Published August 2016 by Knopf Doubleday Publishing Group
Source: my copy courtesy of the publisher through Netgalley
Publisher's Summary (abridged):
Cora is a slave on a cotton plantation in Georgia. Life is hell for all the slaves, but especially bad for Cora; an outcast even among her fellow Africans, she is coming into womanhood—where even greater pain awaits. When Caesar, a recent arrival from Virginia, tells her about the Underground Railroad, they decide to take a terrifying risk and escape. . Though they manage to find a station and head north, they are being hunted.
In Whitehead’s ingenious conception, the Underground Railroad is no mere metaphor—engineers and conductors operate a secret network of tracks and tunnels beneath the Southern soil. Cora and Caesar’s first stop is South Carolina, in a city that initially seems like a haven. But Ridgeway, the relentless slave catcher, is close on their heels. Forced to flee again, Cora embarks on a harrowing flight, state by state, seeking true freedom.
My Thoughts:
Publisher's walk a fine line - too little and readers won't have an interest, too much and they've lessened the reader's experience. You'll notice that I've abridged the publisher's summary. You can hardly have avoided hearing a lot about this book at this point. But, if you're lucky, you've managed to block out some of the specifics. You'll go into this book with only the bare bones of the story as a starting point. Because both the reader and the book deserve it.
"Truth was a changing display in a window, manipulated by hands when you weren't looking, alluring and ever out of reach. The whites came to this land for a fresh start and to escape the tyranny of their masters, just as the freemen had fled theirs. But the ideals they held up for themselves, they denied others."Colson Whitehead plays both fast and free with the facts and slams them right in the reader's face.
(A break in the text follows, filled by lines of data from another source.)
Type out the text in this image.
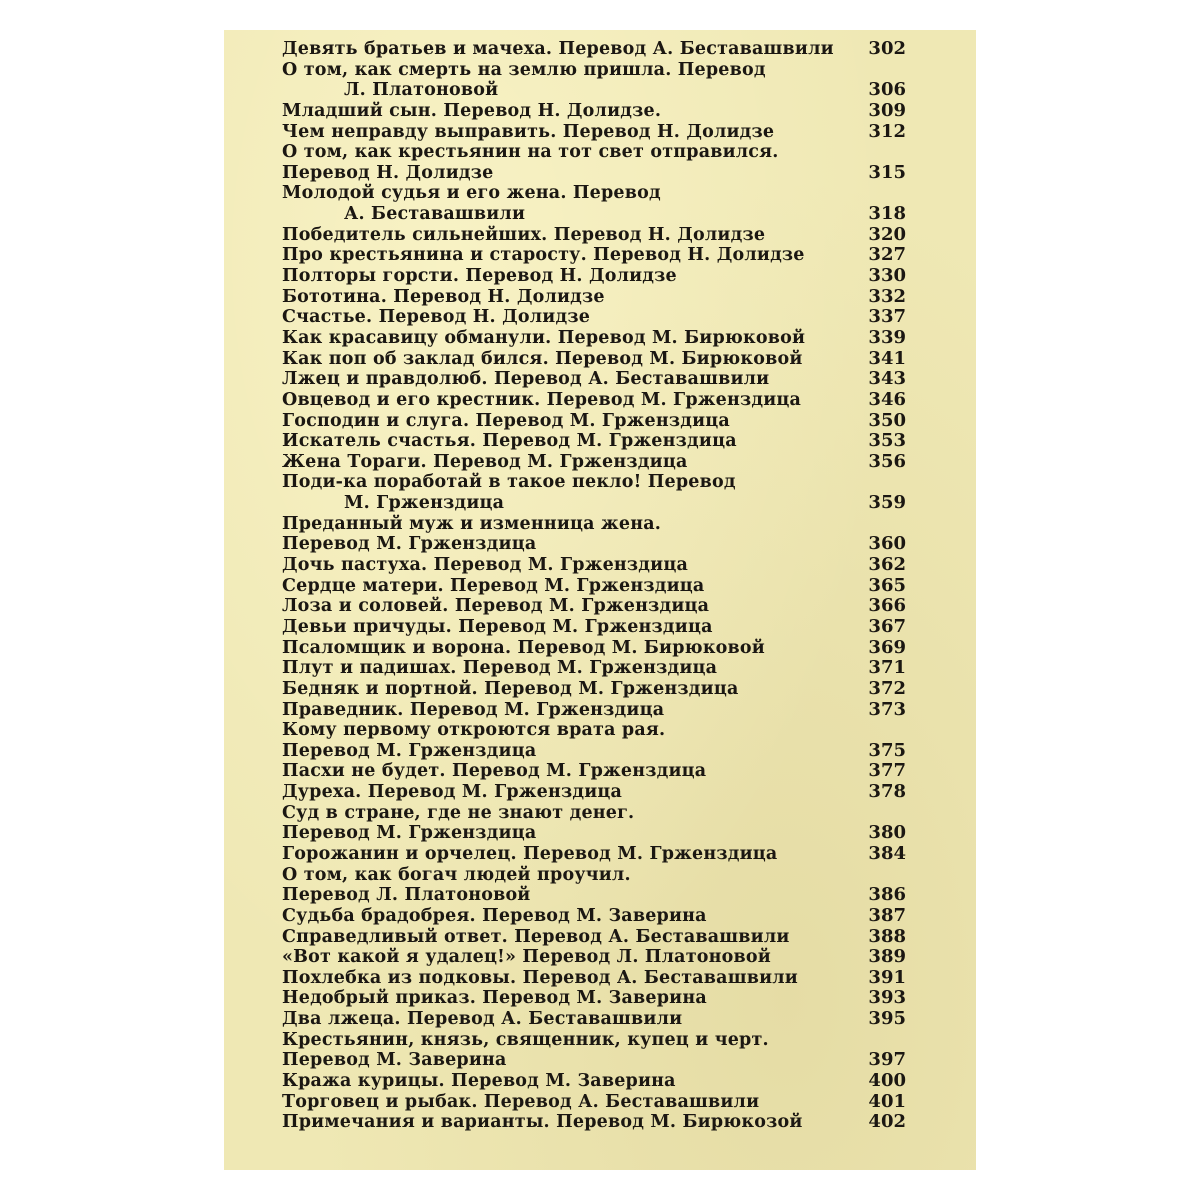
Девять братьев и мачеха. Перевод А. Беставашвили 302
О том, как смерть на землю пришла. Перевод
Л. Платоновой	306
Младший сын. Перевод Н. Долидзе.	309
Чем неправду выправить. Перевод Н. Долидзе	312
О том, как крестьянин на тот свет отправился.
Перевод Н. Долидзе	315
Молодой судья и его жена. Перевод
А. Беставашвили	318
Победитель сильнейших. Перевод Н. Долидзе	320
Про крестьянина и старосту. Перевод Н. Долидзе	327
Полторы горсти. Перевод Н. Долидзе	330
Бототина. Перевод Н. Долидзе	332
Счастье. Перевод Н. Долидзе	337
Как красавицу обманули. Перевод М. Бирюковой	339
Как поп об заклад бился. Перевод М. Бирюковой	341
Лжец и правдолюб. Перевод А. Беставашвили	343
Овцевод и его крестник. Перевод М. Грженздица	346
Господин и слуга. Перевод М. Грженздица	350
Искатель счастья. Перевод М. Грженздица	353
Жена Тораги. Перевод М. Грженздица	356
Поди-ка поработай в такое пекло! Перевод
М. Грженздица	359
Преданный муж и изменница жена.
Перевод М. Грженздица	360
Дочь пастуха. Перевод М. Грженздица	362
Сердце матери. Перевод М. Грженздица	365
Лоза и соловей. Перевод М. Грженздица	366
Девьи причуды. Перевод М. Грженздица	367
Псаломщик и ворона. Перевод М. Бирюковой	369
Плут и падишах. Перевод М. Грженздица	371
Бедняк и портной. Перевод М. Грженздица	372
Праведник. Перевод М. Грженздица	373
Кому первому откроются врата рая.
Перевод М. Грженздица	375
Пасхи не будет. Перевод М. Грженздица	377
Дуреха. Перевод М. Грженздица	378
Суд в стране, где не знают денег.
Перевод М. Грженздица	380
Горожанин и орчелец. Перевод М. Грженздица	384
О том, как богач людей проучил.
Перевод Л. Платоновой	386
Судьба брадобрея. Перевод М. Заверина	387
Справедливый ответ. Перевод А. Беставашвили	388
«Вот какой я удалец!» Перевод Л. Платоновой	389
Похлебка из подковы. Перевод А. Беставашвили	391
Недобрый приказ. Перевод М. Заверина	393
Два лжеца. Перевод А. Беставашвили	395
Крестьянин, князь, священник, купец и черт.
Перевод М. Заверина	397
Кража курицы. Перевод М. Заверина	400
Торговец и рыбак. Перевод А. Беставашвили	401
Примечания и варианты. Перевод М. Бирюкозой	402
In the pre-Civil War years, Whitehead imagines the underground railroad as an actual underground railroad. Riders never know when they board where they might end up, nor what they will find there. It is not the only creative risk he takes, imagining what might have been in Southern states as Cora's flight takes her north from Georgia.
But The Underground Railroad is no flight of fancy. It is brutal and horrifying and unrelenting. Whitehead will not allow readers to turn away from the realities and consequences of slavery. And he will not allow white man to forget what their people have done.
"...created equal was not lost on her. The white men who wrote it didn't understand d it either, if all men did not truly mean all men. Not if they snatched away what belonged to other people, whether it was something you could hold in your hand, like dirt, or something you could not, like freedom. The land she tilled and worked had been Indian land. She knew the white men bragged about the efficiency of the massacres, where they killed women and babies, and strangled their futures in the crib."The Underground Railroad is at once a book you can hardly stand to keep reading yet cannot put down. It is the rare book that more than lives up to the hype that has swirled around it.
"This nation shouldn't exist, if there is any justice in the world, for its foundations are murder, theft, and cruelty. Yet here we are."